Mary: Hope to see you in person soon for a little bit of that living, loving and laughing you're so good at.
k: Thanks for the reminder to check out Carleen's blog. I got bogged down with medical appointments this week, but will make it a point to get there today.
kim smith: I always loved that song about God and the bus...So happy to meet you!
Carleen: Focusing on how we "spend the days we do get" as you eloquently put it is what it's all about, isn't it?
marta: I'm so happy to hear your voice. After having spent most of my life thinking of myself as a writer wannabe, I now realize there was no such thing. If you're committed to writing, you're as real as they get!
kg: From your blog and e-mails, I can feel you living out those two sentences.

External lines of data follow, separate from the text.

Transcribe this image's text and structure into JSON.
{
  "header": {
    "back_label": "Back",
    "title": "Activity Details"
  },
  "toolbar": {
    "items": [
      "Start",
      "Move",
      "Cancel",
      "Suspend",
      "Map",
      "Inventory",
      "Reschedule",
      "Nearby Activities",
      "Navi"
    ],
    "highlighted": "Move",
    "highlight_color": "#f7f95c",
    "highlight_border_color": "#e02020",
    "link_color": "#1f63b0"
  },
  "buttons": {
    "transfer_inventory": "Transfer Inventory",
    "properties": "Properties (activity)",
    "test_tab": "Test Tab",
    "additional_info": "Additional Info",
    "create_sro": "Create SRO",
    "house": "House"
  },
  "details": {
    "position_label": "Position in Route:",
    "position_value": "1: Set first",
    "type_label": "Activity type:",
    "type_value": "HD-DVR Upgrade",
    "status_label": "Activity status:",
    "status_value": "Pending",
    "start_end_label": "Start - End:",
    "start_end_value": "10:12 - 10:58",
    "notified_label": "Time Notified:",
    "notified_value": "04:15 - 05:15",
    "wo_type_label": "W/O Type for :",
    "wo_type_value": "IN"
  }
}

I'm sending you healing thoughts and prayers, and hope you have a great launch day for your books.
Edie: I LOVE to hear stories like yours--and lately, I"ve been hearing a lot of them. In a lot of ways, I understand where "blaming the victim" comes from; it gives people a sense of control, a sense that it can't happen to them. But in the end, it's a complex disease with complex causes, including genetics, the environment, and factors we don't understand yet.